通过在聚酰胺6纳米纤维膜(Cu-CAT@PA6 NM)表面原位生长铜基金属有机框架(Cu-CAT)作为亲水光热层,聚苯乙烯纳米纤维膜掺杂相变胶囊作为储热保温层,聚偏氟乙烯树状纳米纤维膜作为疏水支撑层,构建了一种新型纳米纤维复合膜,具有双机制增强能效,可用于高效光热膜蒸馏。Cu-CAT 的刺状结构具有很高的光热效率,Cu-CAT@PA6 NM 的表面温度可达 68 ℃。蓬松的中间层可以储存光热层产生的热能,减少向渗透侧的热扩散。这种构造共同增大了跨膜温差,提高了能量效率,从而改善了渗透通量。此外,支撑层还为 PMD 提供了必要的抗湿润性和长期稳定性。在 1 kw-m-2 光照、进水/渗透侧温度为 25 °C/20 °C 的条件下,光热相变纳米纤维复合膜达到了 1.60 kg m-2 h-1 的显著渗透通量,同时盐分去除率为 99.99 %,能量利用效率为 81.50 %。更重要的是,经过 7 天的连续测试,渗透通量始终保持在 1.15 kg m-2 h-1 的高水平,盐分去除率保持在 99.99 % 以上,证明了该膜的耐用性。
本文章由计算机程序翻译,如有差异,请以英文原文为准。

Dual-mechanism enhanced energy efficiency of nanofiber composite membrane for photothermal membrane distillation

Dual-mechanism enhanced energy efficiency of nanofiber composite membrane for photothermal membrane distillation
A novel nanofiber composite membrane with dual-mechanism enhanced energy efficiency for efficient photothermal membrane distillation was constructed, by in-situ growth of copper-based metal-organic framework (Cu-CAT) on the surface of polyamide 6 nanofiber membrane (Cu-CAT@PA6 NM) as hydrophilic photothermal layer, polystyrene nanofiber membrane doped with phase change capsule as heat storage and insulation layer, polyvinylidene fluoride tree-like nanofiber membrane as hydrophobic support layer. The spiny structure of Cu-CAT has high photothermal efficiency, and the surface temperature of the Cu-CAT@PA6 NM reaches 68 °C. The fluffy middle layer can store heat energy generated by the photothermal layer, and reduce the heat diffusion to the permeation side. This configuration collaboratively heightens the transmembrane temperature difference, improves the energy efficiency, and thus improves the permeation flux.
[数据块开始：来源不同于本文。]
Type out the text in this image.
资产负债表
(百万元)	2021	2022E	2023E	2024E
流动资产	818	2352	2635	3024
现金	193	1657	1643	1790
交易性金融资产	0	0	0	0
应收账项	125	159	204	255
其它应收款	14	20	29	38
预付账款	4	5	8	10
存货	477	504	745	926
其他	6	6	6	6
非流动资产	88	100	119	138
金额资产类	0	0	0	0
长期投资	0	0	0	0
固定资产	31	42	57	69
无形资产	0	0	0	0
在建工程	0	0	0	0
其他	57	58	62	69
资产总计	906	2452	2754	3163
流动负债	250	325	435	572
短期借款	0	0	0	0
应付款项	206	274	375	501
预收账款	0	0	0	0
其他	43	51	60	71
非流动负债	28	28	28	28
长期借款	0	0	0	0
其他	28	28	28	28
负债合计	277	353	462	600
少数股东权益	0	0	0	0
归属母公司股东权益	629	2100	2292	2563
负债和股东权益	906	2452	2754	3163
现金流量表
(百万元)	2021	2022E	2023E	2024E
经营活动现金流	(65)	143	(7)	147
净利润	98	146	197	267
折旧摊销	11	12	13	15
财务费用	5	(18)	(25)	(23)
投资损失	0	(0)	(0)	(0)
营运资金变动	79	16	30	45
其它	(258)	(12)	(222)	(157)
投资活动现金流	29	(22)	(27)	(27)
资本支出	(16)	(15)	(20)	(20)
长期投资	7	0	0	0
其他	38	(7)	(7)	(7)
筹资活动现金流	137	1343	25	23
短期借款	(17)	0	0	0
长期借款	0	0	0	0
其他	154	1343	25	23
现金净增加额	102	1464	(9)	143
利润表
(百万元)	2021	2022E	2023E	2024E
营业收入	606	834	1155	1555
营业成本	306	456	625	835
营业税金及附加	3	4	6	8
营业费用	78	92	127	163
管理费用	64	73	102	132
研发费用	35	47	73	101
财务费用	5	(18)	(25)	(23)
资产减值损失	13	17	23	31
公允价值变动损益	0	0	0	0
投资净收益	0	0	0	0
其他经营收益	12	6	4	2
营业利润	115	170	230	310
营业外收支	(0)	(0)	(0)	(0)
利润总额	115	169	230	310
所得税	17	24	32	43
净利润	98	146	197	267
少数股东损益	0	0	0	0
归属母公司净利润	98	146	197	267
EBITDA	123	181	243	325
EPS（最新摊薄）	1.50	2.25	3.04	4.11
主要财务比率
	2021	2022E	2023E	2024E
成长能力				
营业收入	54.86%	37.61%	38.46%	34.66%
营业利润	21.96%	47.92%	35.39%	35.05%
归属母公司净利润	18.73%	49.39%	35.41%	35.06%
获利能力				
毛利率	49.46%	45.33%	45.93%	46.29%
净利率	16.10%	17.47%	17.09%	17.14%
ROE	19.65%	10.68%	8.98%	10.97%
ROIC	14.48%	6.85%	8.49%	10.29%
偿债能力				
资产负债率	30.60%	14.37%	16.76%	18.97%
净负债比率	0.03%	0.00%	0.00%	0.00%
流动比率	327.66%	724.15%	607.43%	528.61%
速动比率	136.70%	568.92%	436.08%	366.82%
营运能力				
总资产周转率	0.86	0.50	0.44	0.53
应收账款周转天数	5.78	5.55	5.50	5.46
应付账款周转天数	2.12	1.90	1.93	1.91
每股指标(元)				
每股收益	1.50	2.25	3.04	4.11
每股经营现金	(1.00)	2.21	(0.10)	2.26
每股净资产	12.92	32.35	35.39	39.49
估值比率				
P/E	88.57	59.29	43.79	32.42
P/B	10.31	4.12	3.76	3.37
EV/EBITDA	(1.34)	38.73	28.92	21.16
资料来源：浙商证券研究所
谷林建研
Furthermore, the support layer confers the essential resistance to wettability and long-term stability for PMD. Under 1 kw·m−2 illumination, feed/permeation side temperature of 25 °C/20 °C, the photothermal phase change nanofiber composite membrane achieved a remarkable permeation flux of 1.60 kg m−2 h−1, coupled with a salt rejection rate of 99.99 %, and the energy utilization efficiency of 81.50 %. More importantly, after 7 days of continuous testing, the permeation flux remained consistently high at 1.15 kg m−2 h−1, with salt rejection maintaining above 99.99 %, demonstrating the membrane's durability.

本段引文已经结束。